Ama adam kayırmaca, “benim oyuncumu oynat, ben de senin işini halledeyim”cilik, kolaya kaçıp popüler isimlere yönelmece, daha doğrusu risk almamaca bitmeli sektörde.
Fake hesap nedir nasıl kullanılır
Normal kullanımı:
◊ Kendi hesabından istemediklerine bakmak.
◊ Eski sevgili ne yapıyor, nerede diye uzaktan takip etmek.
◊ Kavga ettiğin eşini, dostunu, göz ucuyla izlemek.
Günümüzde kullanımı:
◊ Arkadaşın yüzüne söyleyemediklerini sahte hesabın arkasına gizlenerek yazmak.
◊ Dostun özel hayatını kötülemek.
◊ Yüzüne “Ne kadar güzelsin” deyip, sosyal medyasına “Şişko” yazmak.
◊ Sevdiklerini manipüle etmek.
◊ Bel altı vurmak.
Ama şaka değil sabah can dostuyla kahvaltı yapıp, canım ciğerim pozlar çektirip akşamına fotoğrafının altına “Sen de çok kilo almışsın, ne de çirkinsin” yazanlar biliyorum.
Vay be...
Bunu yapıyorsunuz, tamam ama çok dikkat edin, bir gün yaş tahtaya basıp yakalanırsanız büyük rezil olursunuz.
Yakalandıktan sonrası da büyük rezillik, yüz kızarıklığı, insan içine çıkamama falan zaten.
Şehir şehir geziyor
Türkiye’deki depremlerle ilgili ‘domino taşı’ yorumunu yapıyor, Japonya’da nasıl önlemler alındığını sık sık anlatıyor, Türkiye’de yaşıyor ve kendi ülkesi gibi gördüğü ülkemizin depremi çok az hasarla atlatmasını istiyor.
Japon deprem uzmanı Yoshinori Moriwaki’nin adını duymuş olanlarınız vardır.
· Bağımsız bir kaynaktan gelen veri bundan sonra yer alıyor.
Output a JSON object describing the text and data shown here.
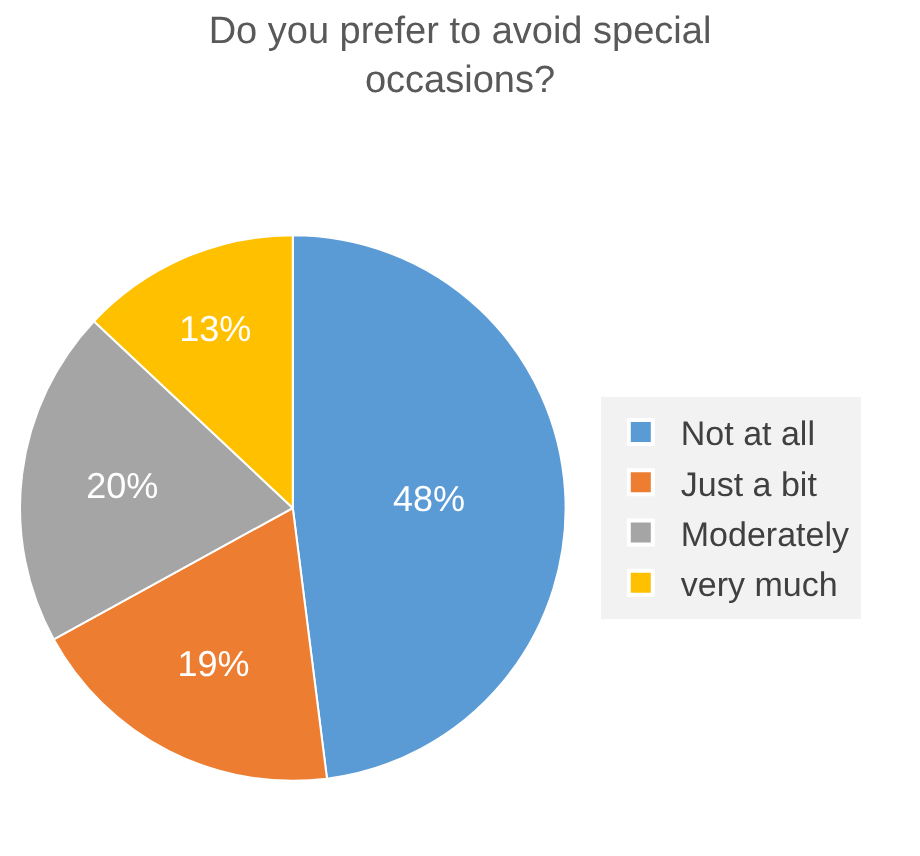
{
  "chart_data": {
    "type": "pie",
    "title": "Do you prefer to avoid special occasions?",
    "categories": [
      "Not at all",
      "Just a bit",
      "Moderately",
      "very much"
    ],
    "values": [
      48,
      19,
      20,
      13
    ],
    "value_labels": [
      "48%",
      "19%",
      "20%",
      "13%"
    ],
    "colors": [
      "#5b9bd5",
      "#ed7d31",
      "#a5a5a5",
      "#ffc000"
    ],
    "legend": "right"
  }
}
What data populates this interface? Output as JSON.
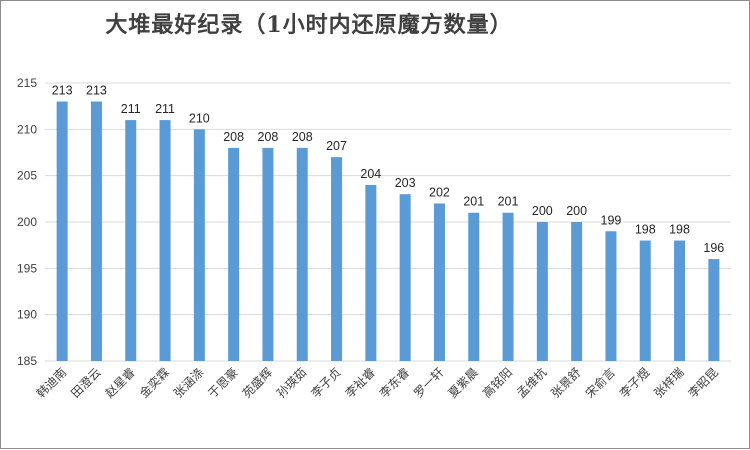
{
  "chart_data": {
    "type": "bar",
    "title": "大堆最好纪录（1小时内还原魔方数量）",
    "xlabel": "",
    "ylabel": "",
    "ylim": [
      185,
      215
    ],
    "yticks": [
      185,
      190,
      195,
      200,
      205,
      210,
      215
    ],
    "grid": true,
    "legend": "none",
    "bar_color": "#5b9bd5",
    "categories": [
      "韩迪南",
      "田澄云",
      "赵星睿",
      "金奕霖",
      "张涵涤",
      "于恩豪",
      "苑盛辉",
      "孙瑛茹",
      "李子贞",
      "李祉睿",
      "李东睿",
      "罗一轩",
      "夏紫晨",
      "高铭阳",
      "孟维杭",
      "张景舒",
      "宋俞言",
      "李子煜",
      "张梓瑞",
      "李昭昆"
    ],
    "values": [
      213,
      213,
      211,
      211,
      210,
      208,
      208,
      208,
      207,
      204,
      203,
      202,
      201,
      201,
      200,
      200,
      199,
      198,
      198,
      196
    ]
  }
}
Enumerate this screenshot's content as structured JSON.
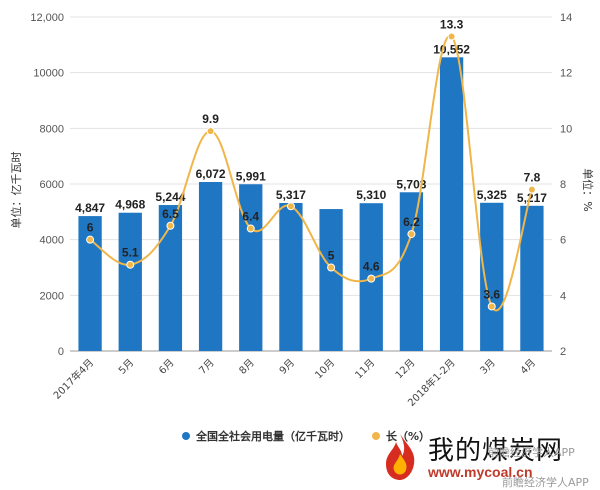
{
  "chart_data": {
    "type": "bar+line",
    "categories": [
      "2017年4月",
      "5月",
      "6月",
      "7月",
      "8月",
      "9月",
      "10月",
      "11月",
      "12月",
      "2018年1-2月",
      "3月",
      "4月"
    ],
    "series": [
      {
        "name": "全国全社会用电量（亿千瓦时）",
        "type": "bar",
        "axis": "left",
        "values": [
          4847,
          4968,
          5244,
          6072,
          5991,
          5317,
          5100,
          5310,
          5703,
          10552,
          5325,
          5217
        ],
        "labels": [
          "4,847",
          "4,968",
          "5,244",
          "6,072",
          "5,991",
          "5,317",
          "",
          "5,310",
          "5,703",
          "10,552",
          "5,325",
          "5,217"
        ]
      },
      {
        "name": "长（%）",
        "type": "line",
        "axis": "right",
        "values": [
          6,
          5.1,
          6.5,
          9.9,
          6.4,
          7.2,
          5,
          4.6,
          6.2,
          13.3,
          3.6,
          7.8
        ],
        "labels": [
          "6",
          "5.1",
          "6.5",
          "9.9",
          "6.4",
          "",
          "5",
          "4.6",
          "6.2",
          "13.3",
          "3.6",
          "7.8"
        ]
      }
    ],
    "y_left": {
      "label": "单位：亿千瓦时",
      "ylim": [
        0,
        12000
      ],
      "ticks": [
        "0",
        "2000",
        "4000",
        "6000",
        "8000",
        "10000",
        "12,000"
      ],
      "tick_values": [
        0,
        2000,
        4000,
        6000,
        8000,
        10000,
        12000
      ]
    },
    "y_right": {
      "label": "单位：%",
      "ylim": [
        2,
        14
      ],
      "ticks": [
        "2",
        "4",
        "6",
        "8",
        "10",
        "12",
        "14"
      ],
      "tick_values": [
        2,
        4,
        6,
        8,
        10,
        12,
        14
      ]
    },
    "colors": {
      "bar": "#1f77c4",
      "line": "#f0b64a",
      "grid": "#e3e3e3"
    },
    "legend_position": "bottom"
  },
  "watermark": {
    "brand": "我的煤炭网",
    "url": "www.mycoal.cn",
    "app_text_1": "前瞻经济学人APP",
    "app_text_2": "前瞻经济学人APP"
  }
}
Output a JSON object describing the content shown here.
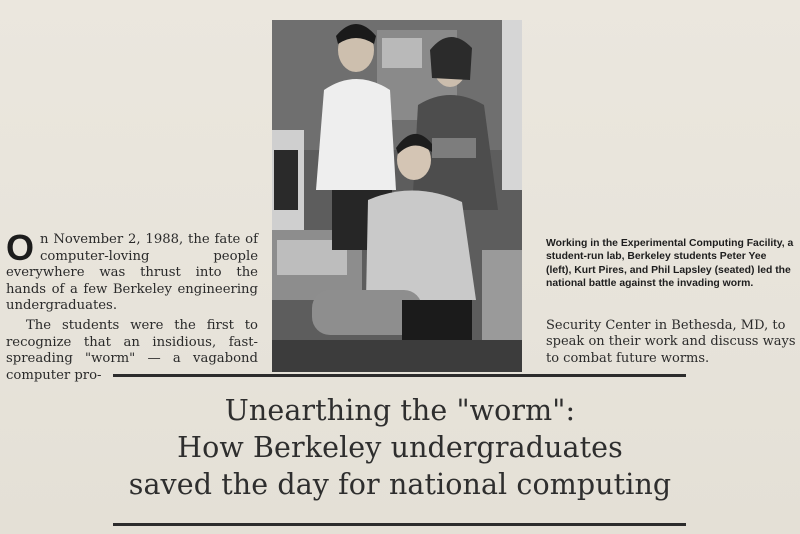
{
  "article": {
    "drop_cap": "O",
    "para1_rest": "n November 2, 1988, the fate of computer-loving people everywhere was thrust into the hands of a few Berkeley engineering undergraduates.",
    "para2": "The students were the first to recognize that an insidious, fast-spreading \"worm\" — a vagabond computer pro-"
  },
  "caption": "Working in the Experimental Computing Facility, a student-run lab, Berkeley students Peter Yee (left), Kurt Pires, and Phil Lapsley (seated) led the national battle against the invading worm.",
  "continuation": "Security Center in Bethesda, MD, to speak on their work and discuss ways to combat future worms.",
  "headline": {
    "line1": "Unearthing the \"worm\":",
    "line2": "How Berkeley undergraduates",
    "line3": "saved the day for national computing"
  }
}
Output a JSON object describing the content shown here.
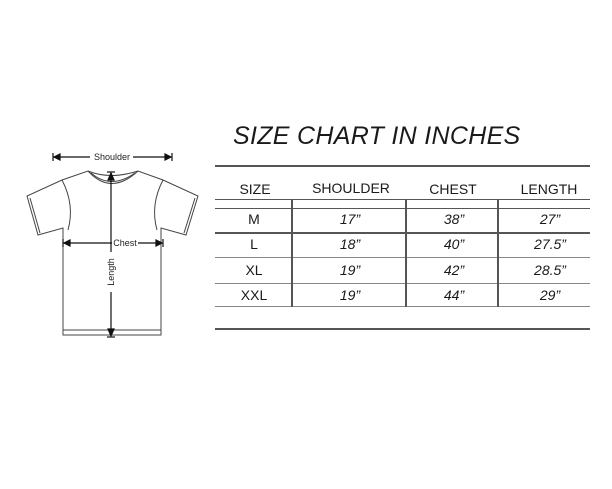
{
  "title": "SIZE CHART IN INCHES",
  "diagram": {
    "shoulder_label": "Shoulder",
    "chest_label": "Chest",
    "length_label": "Length",
    "icon": "t-shirt-outline"
  },
  "table": {
    "headers": [
      "SIZE",
      "SHOULDER",
      "CHEST",
      "LENGTH"
    ],
    "rows": [
      [
        "M",
        "17”",
        "38”",
        "27”"
      ],
      [
        "L",
        "18”",
        "40”",
        "27.5”"
      ],
      [
        "XL",
        "19”",
        "42”",
        "28.5”"
      ],
      [
        "XXL",
        "19”",
        "44”",
        "29”"
      ]
    ]
  }
}
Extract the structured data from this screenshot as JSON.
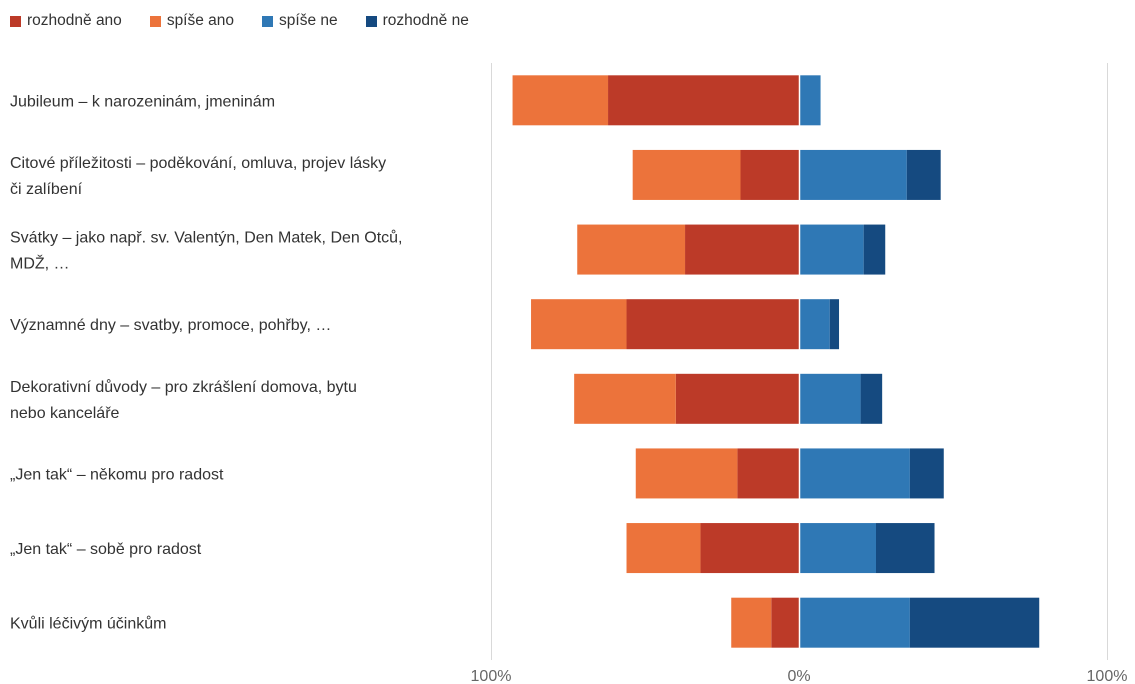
{
  "chart_data": {
    "type": "bar",
    "orientation": "horizontal",
    "stacking": "diverging",
    "categories": [
      [
        "Jubileum – k narozeninám, jmeninám"
      ],
      [
        "Citové příležitosti – poděkování, omluva, projev lásky",
        "či zalíbení"
      ],
      [
        "Svátky – jako např. sv. Valentýn, Den Matek, Den Otců,",
        "MDŽ, …"
      ],
      [
        "Významné dny – svatby, promoce, pohřby, …"
      ],
      [
        "Dekorativní důvody – pro zkrášlení domova, bytu",
        "nebo kanceláře"
      ],
      [
        "„Jen tak“ – někomu pro radost"
      ],
      [
        "„Jen tak“ – sobě pro radost"
      ],
      [
        "Kvůli léčivým účinkům"
      ]
    ],
    "series": [
      {
        "name": "rozhodně ano",
        "side": "negative",
        "color": "#bc3a28",
        "values": [
          62,
          19,
          37,
          56,
          40,
          20,
          32,
          9
        ]
      },
      {
        "name": "spíše ano",
        "side": "negative",
        "color": "#ec733b",
        "values": [
          31,
          35,
          35,
          31,
          33,
          33,
          24,
          13
        ]
      },
      {
        "name": "spíše ne",
        "side": "positive",
        "color": "#2f78b5",
        "values": [
          7,
          35,
          21,
          10,
          20,
          36,
          25,
          36
        ]
      },
      {
        "name": "rozhodně ne",
        "side": "positive",
        "color": "#154a80",
        "values": [
          0,
          11,
          7,
          3,
          7,
          11,
          19,
          42
        ]
      }
    ],
    "xlim": [
      -100,
      100
    ],
    "xticks": [
      {
        "value": -100,
        "label": "100%"
      },
      {
        "value": 0,
        "label": "0%"
      },
      {
        "value": 100,
        "label": "100%"
      }
    ],
    "grid": true,
    "legend_position": "top-left",
    "title": "",
    "xlabel": "",
    "ylabel": ""
  }
}
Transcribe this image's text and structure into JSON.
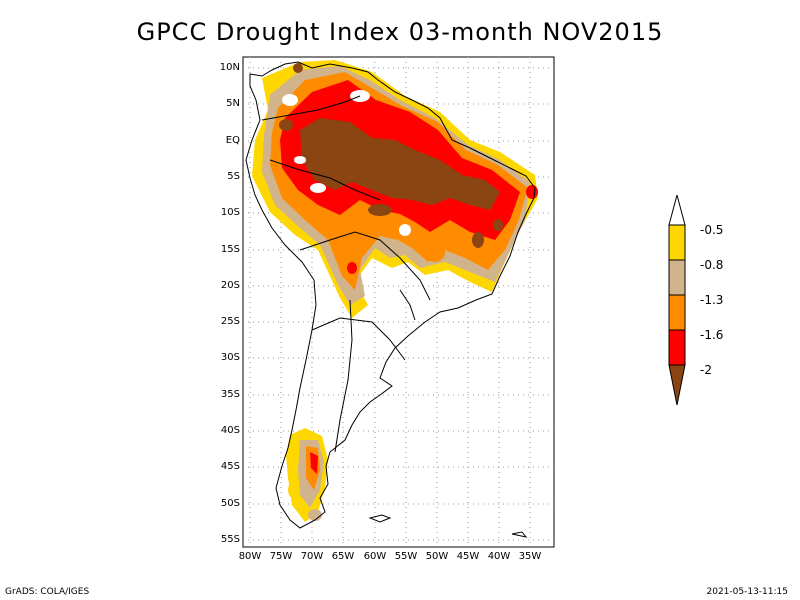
{
  "title": "GPCC Drought Index 03-month NOV2015",
  "axes": {
    "lat_labels": [
      "10N",
      "5N",
      "EQ",
      "5S",
      "10S",
      "15S",
      "20S",
      "25S",
      "30S",
      "35S",
      "40S",
      "45S",
      "50S",
      "55S"
    ],
    "lon_labels": [
      "80W",
      "75W",
      "70W",
      "65W",
      "60W",
      "55W",
      "50W",
      "45W",
      "40W",
      "35W"
    ]
  },
  "colorbar": {
    "levels": [
      "-0.5",
      "-0.8",
      "-1.3",
      "-1.6",
      "-2"
    ],
    "colors": {
      "above": "#ffffff",
      "c1": "#ffd700",
      "c2": "#d2b48c",
      "c3": "#ff8c00",
      "c4": "#ff0000",
      "c5": "#8b4513"
    }
  },
  "footer": {
    "left": "GrADS: COLA/IGES",
    "right": "2021-05-13-11:15"
  }
}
Bir bilinçlendirme hareketine başladı Moriwaki, “kaşif” adı verilen deprem eğitim TIR’ı ile 12 ilde seminer veriyor. İlk durak Hatay ve İskenderun’du.
Eğer şehrinize eğitim TIR’ının geldiğini duyarsanız mutlaka siz de gidin. Çünkü o kendi reklamı için gezmiyor. Halen farkında olmayanlara deprem gerçeğini fark ettirmek, önlem almayanlara aldırmak için uğraşıyor.